Kayla is first introduced to us through an act of identity theft, as she steals a woman’s job at New York City’s esteemed Royal Gate Hotel. She spends the rest of the film demanding sympathy from her boss (Rob Delaney, whose resilient chipperness is the best part of the film) and co-workers (Michael Peña and Jordan Bolger). Unsurprisingly, she’s struggling to keep up, especially in the lead-up to the hotel’s biggest event in years – a wedding between socialites Preeta (Pallavi Sharda) and Ben (Colin Jost, who looks lost).
Tom and Jerry, then, are mere accessories to this pedestrian tale of professional fraudulence. Kayla hires Tom to drive Jerry out of the hotel, where he’s taken up residence between the walls, only for the film to dedicate a distressingly small amount of screentime to him doing just that. Instead, screenwriter Kevin Costello has burdened them both with unnecessary backstories: Tom is actually a John Legend wannabe, who’s sent on a John Wick-ian path of vengeance against Jerry when the mouse smashes his electric keyboard. Jerry comes off as, well, a bit of an asshole. The film, directed by Barbershop’s Tim Story, suffers the same way any IP-driven cash-in does – it tries to expand on a basic concept without any care or commitment. It’s the cinematic equivalent of a sausage casing stuffed with mystery meat.
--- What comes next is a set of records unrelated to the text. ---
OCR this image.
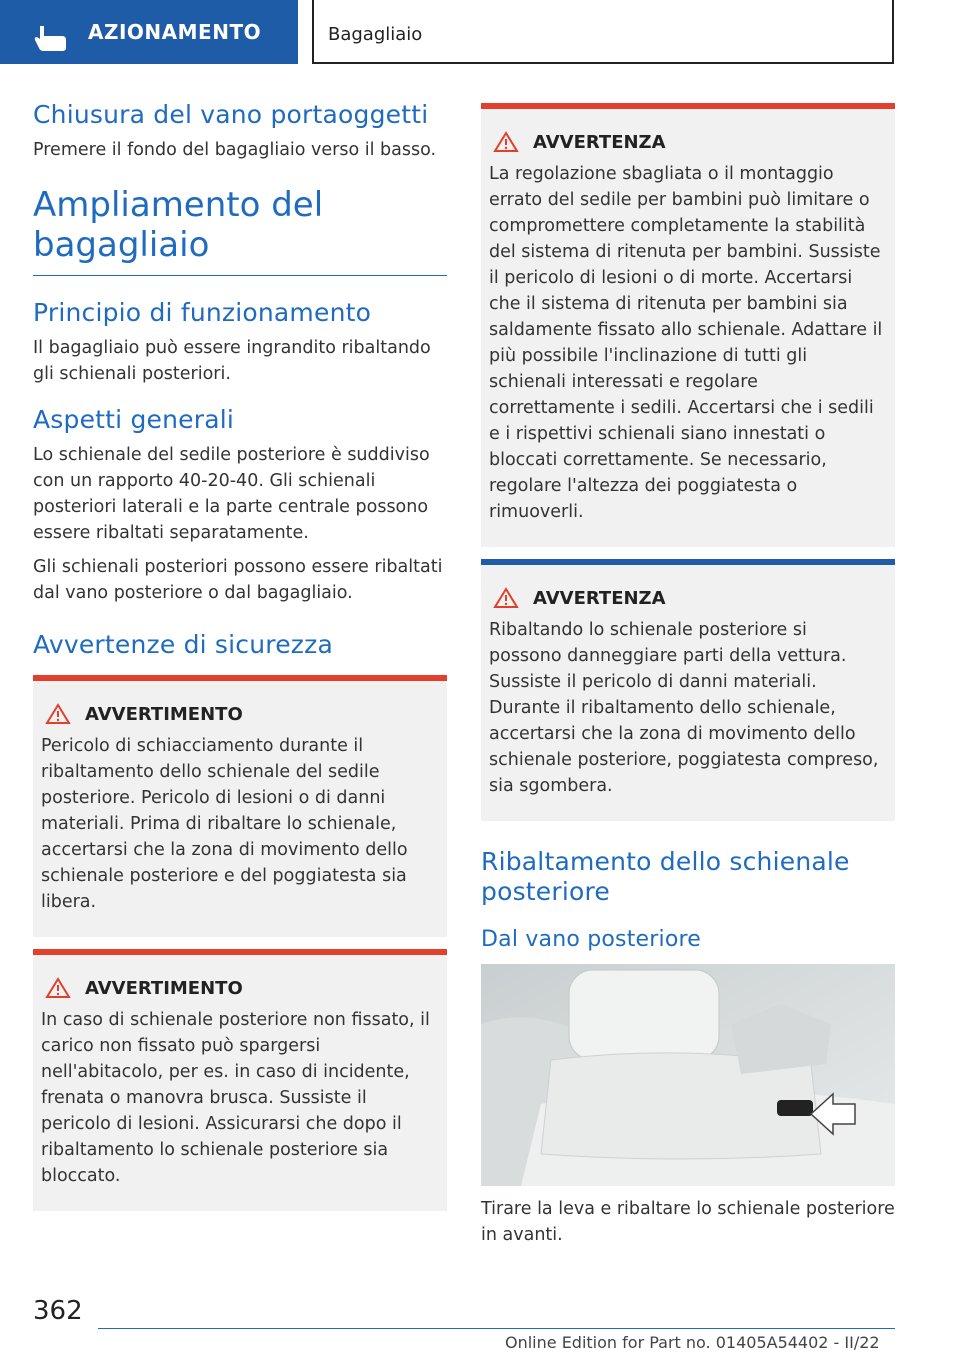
AZIONAMENTO	Bagagliaio
Chiusura del vano portaoggetti

Premere il fondo del bagagliaio verso il basso.

Ampliamento del bagagliaio
Principio di funzionamento

Il bagagliaio può essere ingrandito ribaltando gli schienali posteriori.

Aspetti generali

Lo schienale del sedile posteriore è suddiviso con un rapporto 40-20-40. Gli schienali posteriori laterali e la parte centrale possono essere ribaltati separatamente.

Gli schienali posteriori possono essere ribaltati dal vano posteriore o dal bagagliaio.

Avvertenze di sicurezza
AVVERTIMENTO

Pericolo di schiacciamento durante il ribaltamento dello schienale del sedile posteriore. Pericolo di lesioni o di danni materiali. Prima di ribaltare lo schienale, accertarsi che la zona di movimento dello schienale posteriore e del poggiatesta sia libera.

AVVERTIMENTO

In caso di schienale posteriore non fissato, il carico non fissato può spargersi nell'abitacolo, per es. in caso di incidente, frenata o manovra brusca. Sussiste il pericolo di lesioni. Assicurarsi che dopo il ribaltamento lo schienale posteriore sia bloccato.

AVVERTENZA

La regolazione sbagliata o il montaggio errato del sedile per bambini può limitare o compromettere completamente la stabilità del sistema di ritenuta per bambini. Sussiste il pericolo di lesioni o di morte. Accertarsi che il sistema di ritenuta per bambini sia saldamente fissato allo schienale. Adattare il più possibile l'inclinazione di tutti gli schienali interessati e regolare correttamente i sedili. Accertarsi che i sedili e i rispettivi schienali siano innestati o bloccati correttamente. Se necessario, regolare l'altezza dei poggiatesta o rimuoverli.

AVVERTENZA

Ribaltando lo schienale posteriore si possono danneggiare parti della vettura. Sussiste il pericolo di danni materiali. Durante il ribaltamento dello schienale, accertarsi che la zona di movimento dello schienale posteriore, poggiatesta compreso, sia sgombera.

Ribaltamento dello schienale posteriore
Dal vano posteriore

Tirare la leva e ribaltare lo schienale posteriore in avanti.

362
Online Edition for Part no. 01405A54402 - II/22
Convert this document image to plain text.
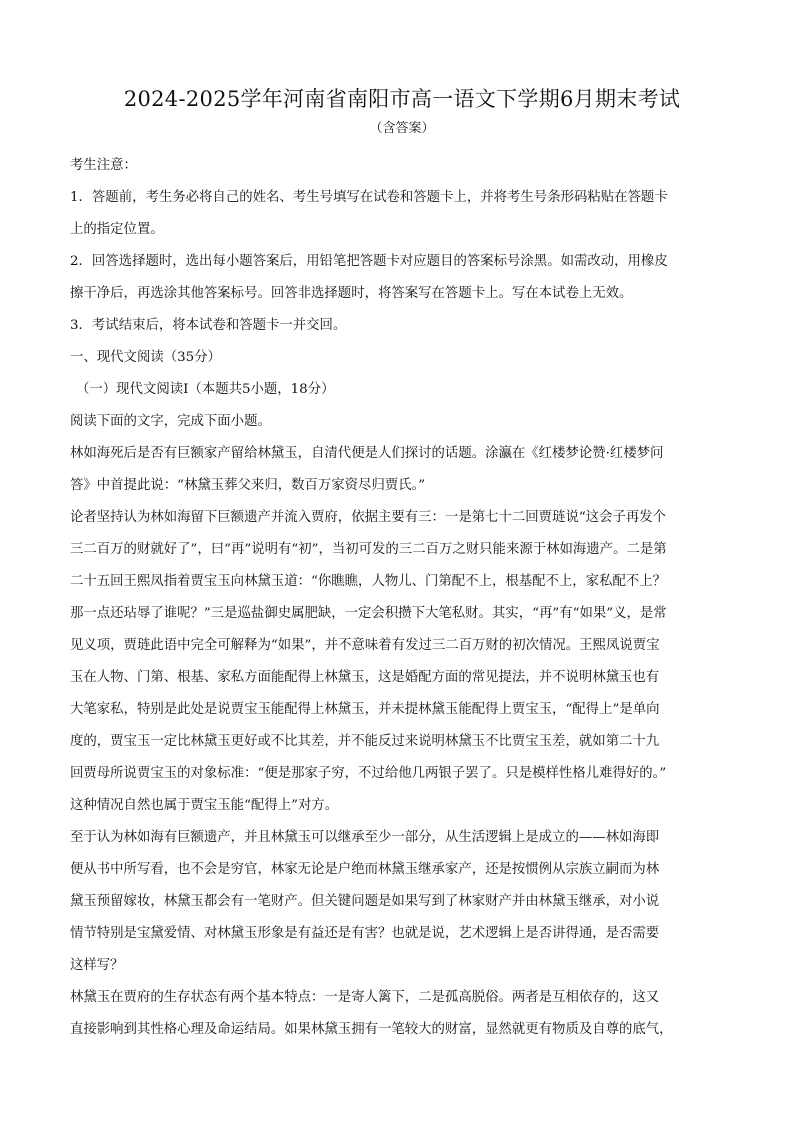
2024-2025学年河南省南阳市高一语文下学期6月期末考试
（含答案）

考生注意：

1．答题前，考生务必将自己的姓名、考生号填写在试卷和答题卡上，并将考生号条形码粘贴在答题卡

上的指定位置。

2．回答选择题时，选出每小题答案后，用铅笔把答题卡对应题目的答案标号涂黑。如需改动，用橡皮

擦干净后，再选涂其他答案标号。回答非选择题时，将答案写在答题卡上。写在本试卷上无效。

3．考试结束后，将本试卷和答题卡一并交回。

一、现代文阅读（35分）

（一）现代文阅读Ⅰ（本题共5小题，18分）

阅读下面的文字，完成下面小题。

林如海死后是否有巨额家产留给林黛玉，自清代便是人们探讨的话题。涂瀛在《红楼梦论赞·红楼梦问

答》中首提此说：“林黛玉葬父来归，数百万家资尽归贾氏。”

论者坚持认为林如海留下巨额遗产并流入贾府，依据主要有三：一是第七十二回贾琏说“这会子再发个

三二百万的财就好了”，曰“再”说明有“初”，当初可发的三二百万之财只能来源于林如海遗产。二是第

二十五回王熙凤指着贾宝玉向林黛玉道：“你瞧瞧，人物儿、门第配不上，根基配不上，家私配不上？

那一点还玷辱了谁呢？”三是巡盐御史属肥缺，一定会积攒下大笔私财。其实，“再”有“如果”义，是常

见义项，贾琏此语中完全可解释为“如果”，并不意味着有发过三二百万财的初次情况。王熙凤说贾宝

玉在人物、门第、根基、家私方面能配得上林黛玉，这是婚配方面的常见提法，并不说明林黛玉也有

大笔家私，特别是此处是说贾宝玉能配得上林黛玉，并未提林黛玉能配得上贾宝玉，“配得上”是单向

度的，贾宝玉一定比林黛玉更好或不比其差，并不能反过来说明林黛玉不比贾宝玉差，就如第二十九

回贾母所说贾宝玉的对象标准：“便是那家子穷，不过给他几两银子罢了。只是模样性格儿难得好的。”

这种情况自然也属于贾宝玉能“配得上”对方。

至于认为林如海有巨额遗产，并且林黛玉可以继承至少一部分，从生活逻辑上是成立的——林如海即

便从书中所写看，也不会是穷官，林家无论是户绝而林黛玉继承家产，还是按惯例从宗族立嗣而为林

黛玉预留嫁妆，林黛玉都会有一笔财产。但关键问题是如果写到了林家财产并由林黛玉继承，对小说

情节特别是宝黛爱情、对林黛玉形象是有益还是有害？也就是说，艺术逻辑上是否讲得通，是否需要

这样写？

林黛玉在贾府的生存状态有两个基本特点：一是寄人篱下，二是孤高脱俗。两者是互相依存的，这又

直接影响到其性格心理及命运结局。如果林黛玉拥有一笔较大的财富，显然就更有物质及自尊的底气，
The upside is the decision not to render Tom and Jerry in ghoulish three-dimensions, but for its CGI to have the look of traditional animation. Every animal in this film is a cartoon, even the pigeons who, for some reason, rap A Tribe Called Quest’s classic “Can I Kick It?” at the top of the film. It’s a clear nod to 1988’s Who Framed Roger Rabbit, though the three-decades-old film looks better than this, where it’s obvious that the actors are basically manhandling air.
There’s a complex, and largely inconsistent, logic to the original Tom and Jerry shorts. This version doesn’t go the route of 1992’s equally risible Tom And Jerry: The Movie, where the characters were voiced by Richard Kind and Dana Hill. Cat and mouse are still mute here, communicating through charades and hand gestures. And, true to form, Tom does serenade a lady cat. But by including a whole menagerie of animals – including peacocks, fish, and elephants – there’s a strange new hierarchy at play. Certain species are allowed to talk; others don’t.
None of the humans ever acknowledge this, of course, since they’re all too busy with events management to wonder why the elephants talk to each other in textspeak (“OMG!” “WTF!”). And then there’s the fact that, since all animals are animated, so are the chunks of meat and dead fish in the kitchen. It’s a choice that offers many, many more questions than it does answers. A Tom and Jerry film has to have taken a very wrong turn somewhere to leave its audience wondering about the intricacies of cartoon anatomy.